When running a TV station with both broadcast and web stream distribution, it is useful to know that the stream is working. As I am involved in the Norwegian open channel Frikanalen as part of my activity in the NUUG member organisation, I wrote a script to use mplayer to connect to a video stream, pick two images 35 seconds apart and compare them. If the images are missing or identical, something is probably wrong with the stream and an alarm should be triggered. The script is written as a Nagios plugin, allowing us to use Nagios to run the check regularly and sound the alarm when something is wrong. It is able to detect both a hanging and a broken video stream.
I just uploaded the code for the script into the Frikanalen git repository on github. If you run a TV station with web streaming, perhaps you can find it useful too.
Last year, the Frikanalen public TV station transformed into using only Linux based free software to administrate, schedule and distribute the TV content. The source code for the entire TV station is available from the Github project page.
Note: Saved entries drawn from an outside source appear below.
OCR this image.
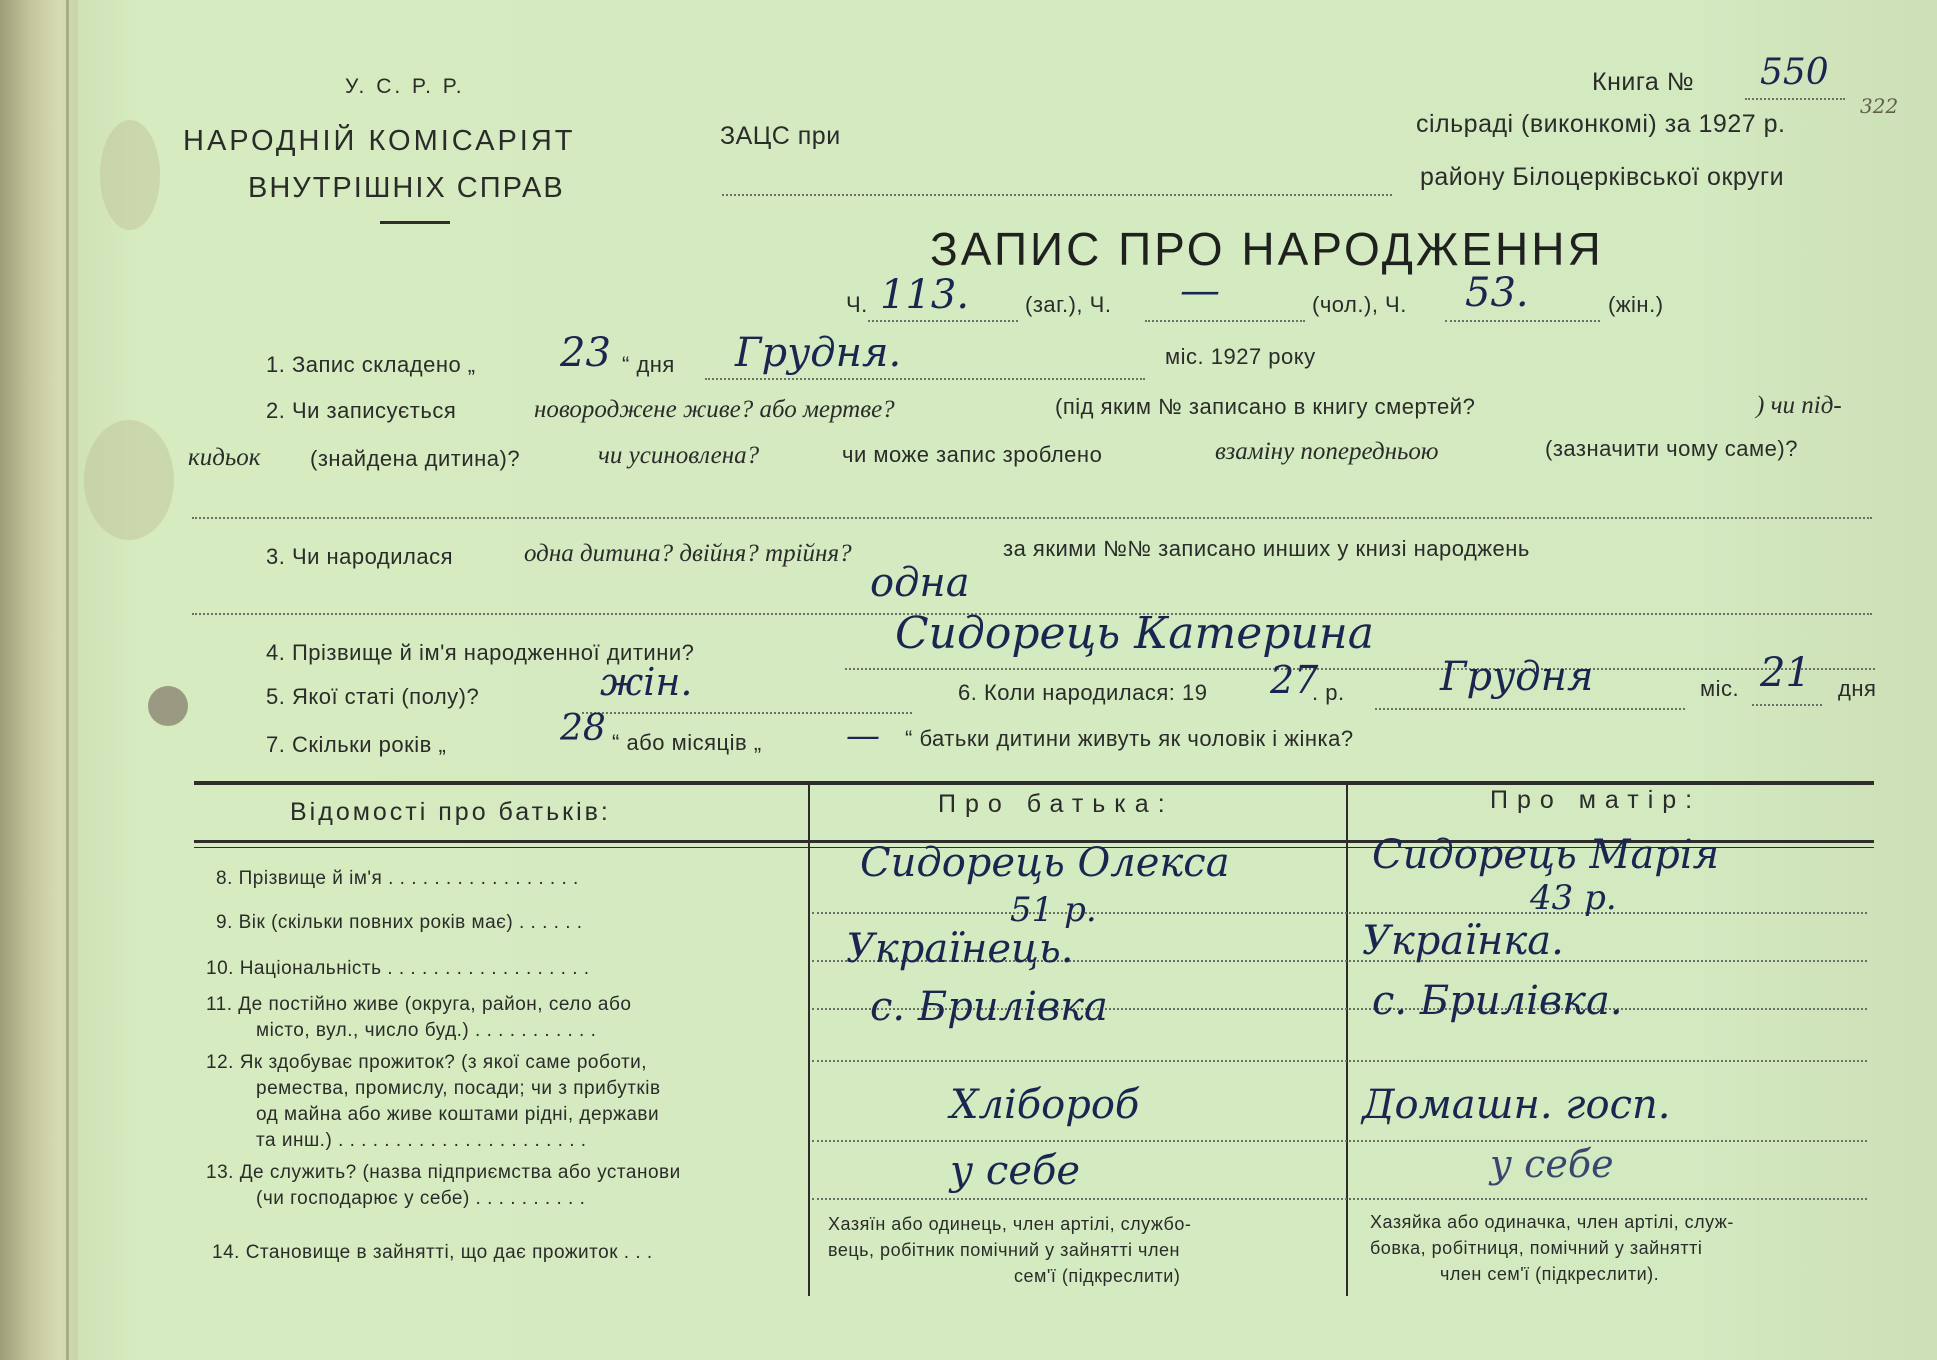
У. С. Р. Р.
НАРОДНІЙ КОМІСАРІЯТ
ВНУТРІШНІХ СПРАВ
ЗАЦС при
Книга № 550
322
сільраді (виконкомі) за 1927 р.
району Білоцерківської округи
ЗАПИС ПРО НАРОДЖЕННЯ
Ч. 113.	(заг.), Ч. —	(чол.), Ч. 53.	(жін.)
1. Запис складено „ 23 “ дня Грудня.	міс. 1927 року
2. Чи записується	новороджене живе? або мертве?	(під яким № записано в книгу смертей?	) чи під-
кидьок (знайдена дитина)?	чи усиновлена?	чи може запис зроблено	взаміну попередньою	(зазначити чому саме)?
3. Чи народилася	одна дитина? двійня? трійня?	за якими №№ записано инших у книзі народжень
одна
4. Прізвище й ім'я народженної дитини?	Сидорець Катерина
5. Якої статі (полу)?	жін.	6. Коли народилася: 19 27
. р. Грудня	міс. 21 дня
7. Скільки років „	28 “ або місяців „ — “ батьки дитини живуть як чоловік і жінка?
Відомості про батьків:	Про батька:	Про матір:
8. Прізвище й ім'я . . . . . . . . . . . . . . . . .	Сидорець Олекса	Сидорець Марія
9. Вік (скільки повних років має) . . . . . .	51 р.	43 р.
10. Національність . . . . . . . . . . . . . . . . . .	Українець.	Українка.
11. Де постійно живе (округа, район, село або
місто, вул., число буд.) . . . . . . . . . . .
с. Брилівка	с. Брилівка.
12. Як здобуває прожиток? (з якої саме роботи,
ремества, промислу, посади; чи з прибутків
од майна або живе коштами рідні, держави
та инш.) . . . . . . . . . . . . . . . . . . . . . .
Хлібороб	Домашн. госп.
13. Де служить? (назва підприємства або установи
(чи господарює у себе) . . . . . . . . . .
у себе	у себе
14. Становище в зайнятті, що дає прожиток . . .
Хазяїн або одинець, член артілі, службо-
вець, робітник помічний у зайнятті член
сем'ї (підкреслити)
Хазяйка або одиначка, член артілі, служ-
бовка, робітниця, помічний у зайнятті
член сем'ї (підкреслити).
Everyone can use it to send their content on national TV, and we provide both a web GUI and a web API to add and schedule content. And thanks to last weeks developer gathering and following activity, we now have the schedule available as XMLTV too. Still a lot of work left to do, especially with the process to add videos and with the scheduling, so your contribution is most welcome. Perhaps you want to set up your own TV station?
Update 2015-02-25: Got a tip from Uninett about their qstream monitoring system, which gather connection time, jitter, packet loss and burst bandwidth usage. It look useful to check if UDP streams are working as they should.